Такой же беспомощной и трусливой? Мысли я подавила, ребенок точно ни в чем не виноват. Я совершенно не умела ладить с детьми, потому что всю жизнь провела в изоляции, видя детей только со стороны, но малышка меня тронула. Я протянула руку, покрытую красивыми узорами и стянутую густым кружевом перчаток и погладила девочку по темным волосам.
– Ты будешь еще прекраснее, – прошептала ей я. – Ты будешь самой красивой невестой на свете, а твой жених будет любить тебя больше жизни.
Девочка улыбнулась и убежала прочь, взметнув юбки. Меня же за руку повели на улицу. Там ждал целый кортеж машин – в мечеть мы поедем процессией. В машину я садилась аккуратно, чтобы не помять и не испачкать платье. Замужество мне поперек горла, но платье то жалко, оно красивое…
Старая, но такая прекрасная мечеть гордо возносила в небо минарет. Никто не прививал во мне веры в Аллаха, отца мое воспитание не волновало, мама рано ушла, бабка больше вколачивала в меня страх и условности. Но сейчас, глядя на эту одинокую башню на фоне хмурого неба, вдруг плакать захотелось и почему-то, верить.
Если никто из людей меня не спас, быть может, спасет Бог?
Небеса молчали. Мечеть была заполнена наполовину, видимо большее количество людей запретил приглашать Муратов. Кругом были живые цветы. Втянув воздух я распознала аромат детства – нотки живых лилий. Показалось вдруг, что мама рядом. Конечно же, мама не могла бы обещать мне, что все будет хорошо, но чувствовать ее незримое присутствие немного успокаивало.

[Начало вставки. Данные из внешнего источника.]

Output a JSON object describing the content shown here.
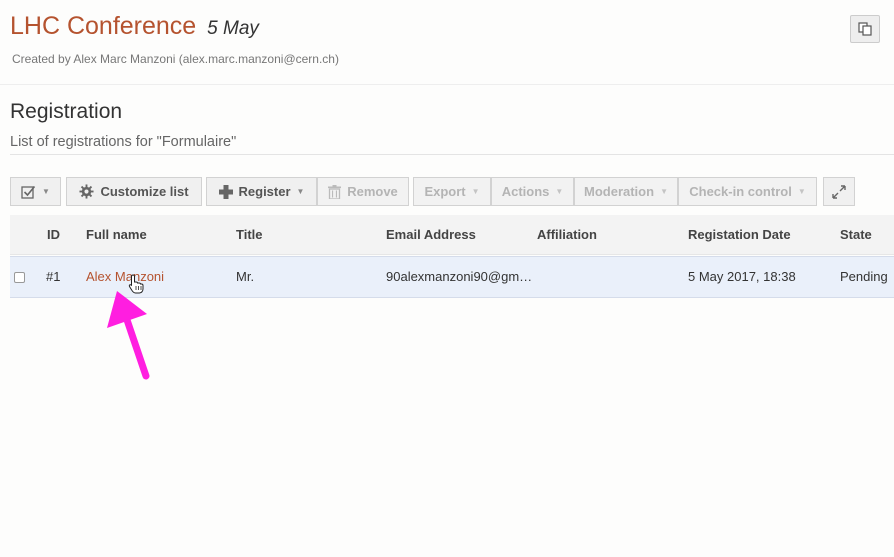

А жениха не было. Я слышала, что гости уже перешептываются. Начала надеяться робко – может, он не придет? Быть может ему не нужна бесприданница? Невеста из семьи, которая ее отвергла. Но вскоре двери в мечеть открылись и все головы дружно обернулись.
В дверях стоял мужчина. Не слишком высокий. Не слишком старый. Когда он пошел ко мне навстречу, было заметно, что он немного прихрамывает. Он остановился, чуть улыбнувшись мне, а я подумала – неужели об этом человеке шепотом пересказывают ужасы?
– Айдан не смог приехать на церемонию бракосочетания, поэтому я буду представлять его по доверенности.
Он протянул бумагу хазрату, тот внимательно в нее вчитался. По залу поплыли шепотки. Я различала отдельные слова. Позор. Опоздание. Неуважение. Мой отец медленно наливался кровью – наверное, в его мечтах все происходило не так.
– Согласны ли вы заключить этот брак по доверенности? – обратился характер к моему отцу.
Тот колебался. В нем алчность сражалась с остатками гордости. Победила первая – отцу очень нужны деньги. Позор ничто, деньги все.
– Да, – кивнул он.
Вошедший мужчина представился и протянул мне шкатулку. Я приняла ее и открыла. В ней – набор украшений. Ожерелье, густо усыпанное камнями. Браслет. Серьги. Мой будущий муж был щедр. Я закрыла шкатулку, не зная, куда ее девать, и ее подхватила подоспевшая Фарида.
Церемония длилась сорок минут. Я вслушивалась в монотонную речь хазрата и жалела о том, что моим мужем будет не этот мужчина с добрыми глазами. И все равно мне было бы, что он старше меня на тридцать лет, что он хромает. Любят не за красоту или деньги. Любят за то, что внутри. Наверное, этот мужчина не стал бы меня обижать. Быть может, он позволил бы мне читать книги…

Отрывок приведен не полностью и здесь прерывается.